Magnolia Colombia closes $1.5M private placement

Magnolia Colombia



News Release

NOT FOR DISSEMINATION IN THE UNITED STATES OR TO U.S. NEWS WIRE SERVICES

MAGNOLIA CLOSES PRIVATE PLACEMENT FINANCING

December 13, 2017 Toronto, Ontario – Magnolia Colombia Limited. (“Magnolia” or the “Company”) (TSXV: MCO) has closed its previously announced non-brokered private placement financing of 15,000,000 units of Magnolia (the “Units”) at a price of $0.10 per Unit for gross proceeds of $1,500,000 (the “Offering”). Each Unit is comprised of one common share of Magnolia (each a “Common Share”) and one common share purchase warrant (each a “Warrant”). Each Warrant entitles the holder thereof to purchase one Common Share at a price of $0.15 for a period of 24 months following the closing date of the Offering. If at any time after four months and one day from the closing of the Offering, the Common Shares of the Company trade at $0.25 per Common Share or higher (on a volume weighted adjusted basis) for a period of 15 consecutive trading days, the Company will have the right to accelerate the expiry date of the Warrants to the date that is 30 days after the Company issues a news release announcing that it has elected to exercise this acceleration right.

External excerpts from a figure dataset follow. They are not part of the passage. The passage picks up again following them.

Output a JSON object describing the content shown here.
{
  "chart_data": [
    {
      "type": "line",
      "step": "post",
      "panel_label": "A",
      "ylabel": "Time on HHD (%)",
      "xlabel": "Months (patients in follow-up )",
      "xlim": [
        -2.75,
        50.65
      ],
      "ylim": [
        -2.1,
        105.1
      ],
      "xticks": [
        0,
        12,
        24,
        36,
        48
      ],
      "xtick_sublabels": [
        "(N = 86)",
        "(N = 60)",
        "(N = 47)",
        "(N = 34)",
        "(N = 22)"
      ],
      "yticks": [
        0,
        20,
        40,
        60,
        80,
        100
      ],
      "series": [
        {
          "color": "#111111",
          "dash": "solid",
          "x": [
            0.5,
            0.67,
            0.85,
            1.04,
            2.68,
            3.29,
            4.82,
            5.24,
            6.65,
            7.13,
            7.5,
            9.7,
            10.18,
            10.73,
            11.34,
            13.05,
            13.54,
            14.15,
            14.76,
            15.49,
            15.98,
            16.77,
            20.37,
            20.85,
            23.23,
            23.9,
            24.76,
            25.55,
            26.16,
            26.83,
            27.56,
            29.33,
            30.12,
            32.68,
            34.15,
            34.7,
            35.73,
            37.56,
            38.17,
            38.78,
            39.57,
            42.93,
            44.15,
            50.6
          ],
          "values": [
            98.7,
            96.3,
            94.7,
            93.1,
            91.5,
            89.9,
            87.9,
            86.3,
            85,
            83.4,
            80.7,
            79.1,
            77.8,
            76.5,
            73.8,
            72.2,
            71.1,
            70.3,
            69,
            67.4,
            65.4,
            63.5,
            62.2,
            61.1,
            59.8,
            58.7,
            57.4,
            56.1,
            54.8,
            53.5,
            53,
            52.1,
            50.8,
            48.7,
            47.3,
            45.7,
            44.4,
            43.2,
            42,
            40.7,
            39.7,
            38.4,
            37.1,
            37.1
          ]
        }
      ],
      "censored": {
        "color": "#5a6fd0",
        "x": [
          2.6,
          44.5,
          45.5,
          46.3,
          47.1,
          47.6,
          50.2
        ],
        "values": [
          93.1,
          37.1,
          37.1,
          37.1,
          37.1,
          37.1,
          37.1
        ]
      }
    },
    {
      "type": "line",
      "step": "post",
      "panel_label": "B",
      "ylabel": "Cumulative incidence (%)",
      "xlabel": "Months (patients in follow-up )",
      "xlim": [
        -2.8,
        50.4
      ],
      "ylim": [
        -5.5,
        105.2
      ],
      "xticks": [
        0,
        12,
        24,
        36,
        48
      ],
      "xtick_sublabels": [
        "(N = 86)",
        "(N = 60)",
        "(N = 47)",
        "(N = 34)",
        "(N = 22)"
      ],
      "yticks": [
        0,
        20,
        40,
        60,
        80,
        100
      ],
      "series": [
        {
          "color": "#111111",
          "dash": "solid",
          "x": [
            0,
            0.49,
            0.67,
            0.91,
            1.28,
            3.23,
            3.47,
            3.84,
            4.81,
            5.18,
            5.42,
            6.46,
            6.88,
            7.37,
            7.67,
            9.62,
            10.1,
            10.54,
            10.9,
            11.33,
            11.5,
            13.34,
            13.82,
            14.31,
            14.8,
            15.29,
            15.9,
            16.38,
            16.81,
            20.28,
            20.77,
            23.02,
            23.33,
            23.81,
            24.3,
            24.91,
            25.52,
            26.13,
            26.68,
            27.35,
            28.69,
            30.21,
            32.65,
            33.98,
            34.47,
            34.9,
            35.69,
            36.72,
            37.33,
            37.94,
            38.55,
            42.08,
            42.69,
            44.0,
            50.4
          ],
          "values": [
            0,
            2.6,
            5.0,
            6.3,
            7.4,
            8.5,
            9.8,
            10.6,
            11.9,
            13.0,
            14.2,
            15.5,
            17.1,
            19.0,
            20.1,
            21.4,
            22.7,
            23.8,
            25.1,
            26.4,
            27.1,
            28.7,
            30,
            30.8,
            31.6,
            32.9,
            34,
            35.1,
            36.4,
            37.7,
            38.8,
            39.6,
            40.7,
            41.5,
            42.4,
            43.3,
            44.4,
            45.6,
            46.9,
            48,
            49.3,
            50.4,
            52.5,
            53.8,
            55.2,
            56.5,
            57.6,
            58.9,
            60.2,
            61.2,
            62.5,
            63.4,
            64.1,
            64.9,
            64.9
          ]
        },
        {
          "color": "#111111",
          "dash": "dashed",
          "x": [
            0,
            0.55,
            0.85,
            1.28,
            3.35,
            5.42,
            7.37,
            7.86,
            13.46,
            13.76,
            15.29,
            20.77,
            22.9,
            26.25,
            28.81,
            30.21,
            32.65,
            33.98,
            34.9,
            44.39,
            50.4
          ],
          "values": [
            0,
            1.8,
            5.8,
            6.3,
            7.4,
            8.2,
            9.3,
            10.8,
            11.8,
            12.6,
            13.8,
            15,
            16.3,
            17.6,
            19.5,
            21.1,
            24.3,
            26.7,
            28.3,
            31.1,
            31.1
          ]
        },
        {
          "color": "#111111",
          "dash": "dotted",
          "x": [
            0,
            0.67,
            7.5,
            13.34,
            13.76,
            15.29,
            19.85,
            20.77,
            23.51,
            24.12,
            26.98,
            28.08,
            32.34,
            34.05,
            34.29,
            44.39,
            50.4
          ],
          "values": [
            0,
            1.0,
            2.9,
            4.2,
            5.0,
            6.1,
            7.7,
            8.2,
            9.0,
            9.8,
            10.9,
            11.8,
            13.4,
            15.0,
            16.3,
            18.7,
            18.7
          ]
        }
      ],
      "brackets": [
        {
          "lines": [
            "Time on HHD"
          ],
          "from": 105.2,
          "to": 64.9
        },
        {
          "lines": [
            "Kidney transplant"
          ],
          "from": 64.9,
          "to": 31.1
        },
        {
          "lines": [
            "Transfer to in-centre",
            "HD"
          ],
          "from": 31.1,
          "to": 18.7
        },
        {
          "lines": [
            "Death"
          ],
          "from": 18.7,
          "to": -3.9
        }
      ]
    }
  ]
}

The proceeds of the Offering will be used for general corporate purposes and to pursue new opportunities. All securities issued by Magnolia are subject to a statutory hold period of four months and one day. The Offering remains subject to receipt of final approval from the TSX Venture Exchange.

In connection with the Offering, the Company paid finder’s fees of $90,000 in cash to certain finders.

About Magnolia Colombia Limited:
Magnolia Colombia Limited is a Canadian independent oil exploration company.

For further information, please contact:
Jaime Lalinde, President & CEO
Email: jlalinde@fmresources.ca

This news release does not constitute an offer to sell or a solicitation of an offer to buy any of the securities in the United States. The securities have not been and will not be registered under the United States Securities Act of 1933, as amended (the “U.S. Securities Act”) or any state securities laws and may not be offered or sold within the United States or to U.S. Persons unless registered under the U.S. Securities Act and applicable state securities laws or an exemption from such registration is available.

NEITHER THE TSX VENTURE EXCHANGE NOR ITS REGULATION SERVICES PROVIDER (AS THAT TERM IS DEFINED IN THE POLICIES OF THE TSX VENTURE EXCHANGE) ACCEPTS RESPONSIBILITY FOR THE ADEQUACY OR ACCURACY OF THIS RELEASE.